You are viewing the RapidMiner Studio documentation for version 10.0 - Check here for latest version
Default Forecast (Time Series)
Synopsis
This operator trains a Default Forecast model on time series data.Description
The Default Forecast model performs the forecast by predicting the same forecast value for the whole horizon window. It can be used to test a forecasting method (e.g. ARIMA, Holt-Winters, Windowing) against a baseline forecasting performance, provided by this Default Forecast model.
The method to determine the forecast value can be selected by the parameter method. The last value of the time series can be used or the mean in window, median in window or mode in window. For the later three methods, the window always consists of the last n values of the time series, with n specified by the user (see parameter window size). By default invalid values (missing, positive and negative infinity for numerical time series and emtpy strings for nominal time series) are included in the calculation of mean, median, or mode. If the parameter ignore invalid values is selected, the invalid values are ignored in the calculation.
The mode is derived as the most frequent value in the window. If more than one value have the highest frequency the value which occurs first in the window is used. The methods mean in window and median in window can only be used for numerical series, while the others work also for nominal and time series with date time values. For more details about the calculation of mean, median, or mode see the operator help of the operators Extract Aggregate and Extract Mode.
This operator works on all time series (numerical, nominal and time series with date time values) for the methods last value and mode in window. The methods mean in window and median in window only work on numerical time series.
Differentiation
This operator is similar to other modeling operators, but is specifically designed to work on time series data. One of the implications of this is, that the forecast model should be applied on the same data it was trained on.
Apply Forecast
This operator receives a trained Forecast Model (e.g. the Default Forecast model) and creates the forecast for the time series it was trained on.
ARIMA
This operator trains an ARIMA model (Autoregressive Integrated Moving Average) on time series data to perform a forecast.
Function and Seasonal Component Forecast
This operator trains a Function and Seasonal Forecast model (combining fitted function and seasonal component values) on time series data to perform a forecast.
Holt-Winters
This operator trains a Holt-Winters model (triple exponential smoothing) on time series data to perform a forecast.
Input
- example set (Data Table)
The ExampleSet which contains the time series data as an attribute.
Output
- forecast model (IOObject)
The Default Forecast model calculated from the specified time series attribute. It also contains the original time series values.
- original (Data Table)
The ExampleSet that was given as input is passed through without changes.
Parameters
- time_series_attribute
The time series attribute for which the Default Forecast model should be build. The required attribute can be selected from this option. The attribute name can be selected from the drop down box of the parameter if the meta data is known.
Range: - has_indices
This parameter indicates if there is an index attribute associated with the time series.

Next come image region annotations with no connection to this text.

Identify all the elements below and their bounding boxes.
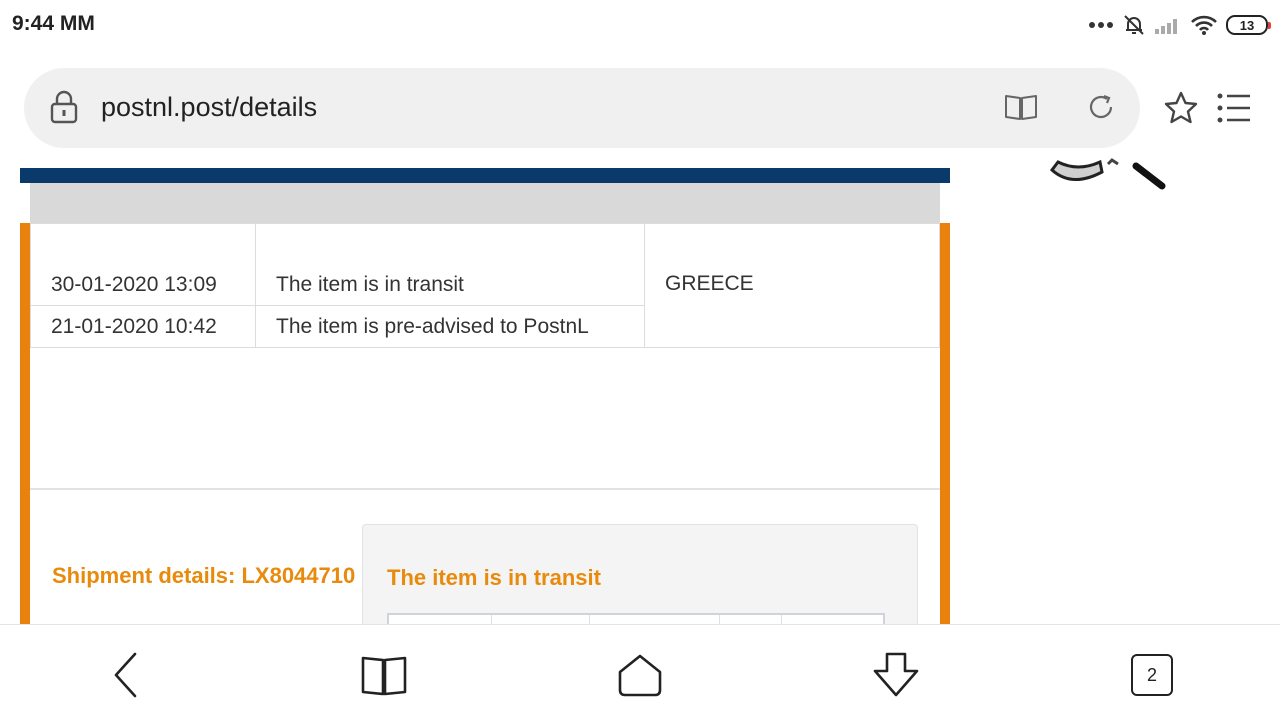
web-content: 30-01-2020 13:09 The item is in transit … xyxy=(0,150,1280,624)
status-popup: The item is in transit xyxy=(362,524,918,624)
tab-count: 2 xyxy=(1146,664,1157,685)
popup-title: The item is in transit xyxy=(387,565,601,590)
mute-notifications-icon xyxy=(1124,15,1144,35)
status-icons: 13 xyxy=(1088,10,1271,40)
home-icon xyxy=(618,654,662,697)
tracking-events-table: 30-01-2020 13:09 The item is in transit … xyxy=(30,223,940,348)
battery-icon: 13 xyxy=(1226,15,1271,35)
reload-icon[interactable] xyxy=(1086,92,1116,122)
section-divider xyxy=(30,488,940,490)
orange-border-left xyxy=(20,223,30,624)
event-datetime: 30-01-2020 13:09 xyxy=(30,223,256,306)
wifi-icon xyxy=(1191,15,1217,35)
event-location: GREECE xyxy=(644,223,940,348)
header-blue-bar xyxy=(20,168,950,183)
table-row: 30-01-2020 13:09 The item is in transit … xyxy=(30,223,940,348)
orange-border-right xyxy=(940,223,950,624)
signal-icon xyxy=(1155,19,1177,34)
download-button[interactable] xyxy=(866,647,926,703)
home-button[interactable] xyxy=(610,647,670,703)
shipment-details-title: Shipment details: LX8044710 xyxy=(52,563,356,588)
back-button[interactable] xyxy=(96,647,156,703)
download-icon xyxy=(873,652,919,697)
star-icon[interactable] xyxy=(1162,90,1200,126)
popup-inner-panel xyxy=(387,613,885,624)
event-description: The item is pre-advised to PostnL xyxy=(255,305,645,348)
tabs-icon: 2 xyxy=(1131,654,1173,696)
status-time: 9:44 MM xyxy=(12,12,95,35)
bottom-navigation-bar: 2 xyxy=(0,624,1280,720)
battery-level: 13 xyxy=(1239,17,1255,33)
status-bar: 9:44 MM 13 xyxy=(0,0,1280,50)
event-datetime: 21-01-2020 10:42 xyxy=(30,305,256,348)
lock-icon xyxy=(50,90,78,124)
bookmarks-icon xyxy=(361,656,407,696)
more-dots-icon xyxy=(1089,22,1113,28)
event-description: The item is in transit xyxy=(255,223,645,306)
reader-mode-icon[interactable] xyxy=(1004,92,1038,122)
address-bar[interactable]: postnl.post/details xyxy=(24,68,1140,148)
menu-icon[interactable] xyxy=(1216,92,1252,124)
table-header-bar xyxy=(30,183,940,223)
tabs-button[interactable]: 2 xyxy=(1122,647,1182,703)
back-icon xyxy=(114,652,137,698)
url-text[interactable]: postnl.post/details xyxy=(101,92,317,123)
bookmarks-button[interactable] xyxy=(354,647,414,703)
magnifier-mascot-image xyxy=(1050,158,1166,190)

If this parameter is set to true, the index attribute has to be selected.
Range: - indices_attribute
If the parameter has indices is set to true, this parameter defines the associated index attribute. It can be either a date, date_time or numeric value type attribute. The attribute name can be selected from the drop down box of the parameter if the meta data is known.
Range: - sort_time_series
If this parameter is selected, the input time series will be sorted, according to the selected indices attribute, before the time series operation is applied on. If it is not selected and the input time series is not sorted, a corresponding User Error is thrown.
Keep in mind that the indices values still needs to be unique. If the values are non-unique a corresponding User Error is thrown.

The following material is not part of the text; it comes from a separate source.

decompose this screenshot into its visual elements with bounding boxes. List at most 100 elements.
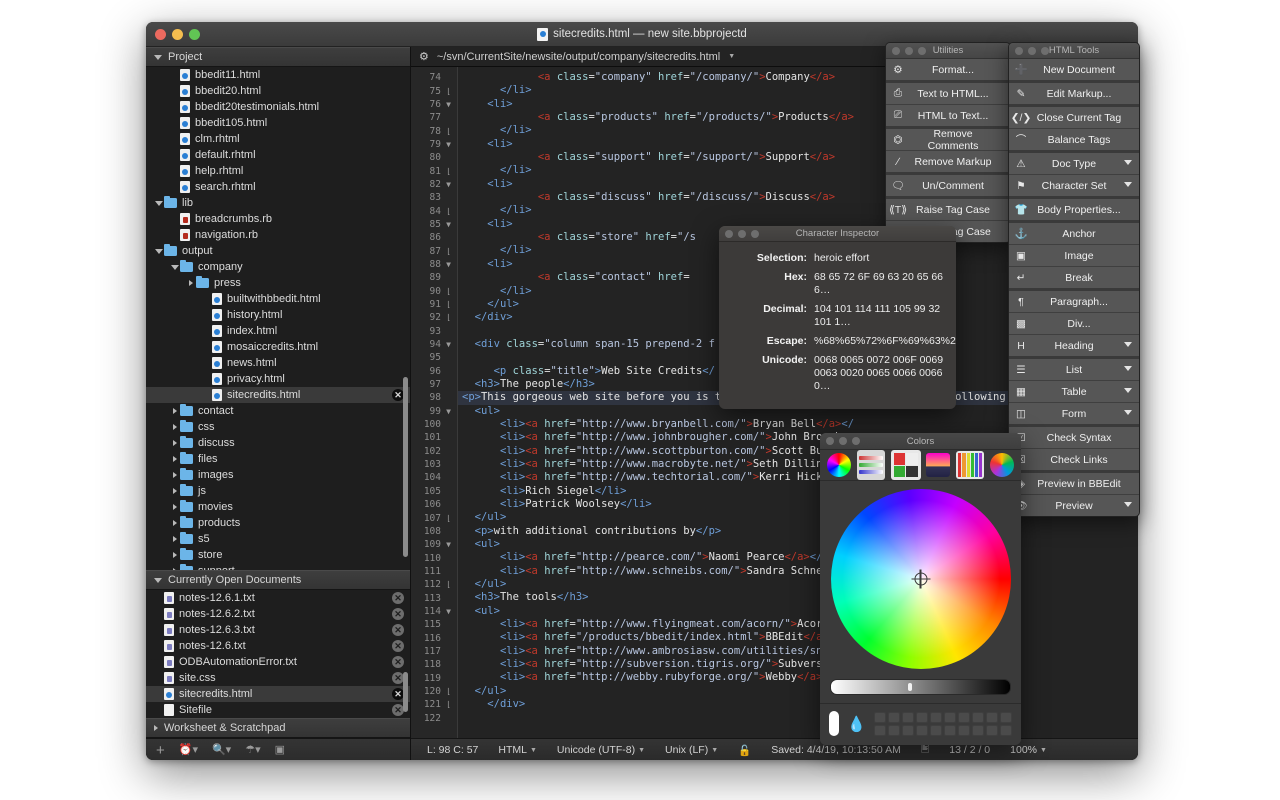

The data set provided at the original output port will be the sorted input time series.
Range: - method
This parameter specifies the method to calculate the forecast value of the Default Forecast model.
- last value: The last value of the time series is used.
- mean in window: Mean of the values in the windowed time series. If invalid values aren't ignored, the mean is missing if any time series value is missing, positive or negative infinity.
- median in window: Median of the values in the windowed time series. If invalid values aren't ignored, these values are listed in the same way as finite values for the determination of the median.
- mode in window: Mode (most frequent) of the values in the windowed time series. If more than one value have the highest frequency the value which occurs first in the window is used. If invalid values aren't ignored and an invalid value is the most frequent in a time series, the computed mode is this value.
- window_size
This parameter specifies how many values are used in the calculation of mean, median or mode of the window. The window are always the last n values in the time series, n is specified by this parameter.
Range: - ignore_invalid_values
If this parameter is set to true invalid values (missing for all time series, positive infinity and negative infinity for numeric time series and empty strings for nominal time series) are ignored in the calculation of the mean, median or mode in the window.
Range:
Tutorial Processes
Default Forecast on Lake Huron Data Set
This tutorial process shows the basic usage of the Default Forecast operator, by training two Default Forecast models (method = last value and method = mean in window) on the Lake Huron data.
Compare Performance of Forecast Models on Milk Production Data
This tutorial process shows how to compare the performance of an ARIMA forecast and an Holt-Winters forecast to the performance of a Default Forecast using method = median of the last 3 values.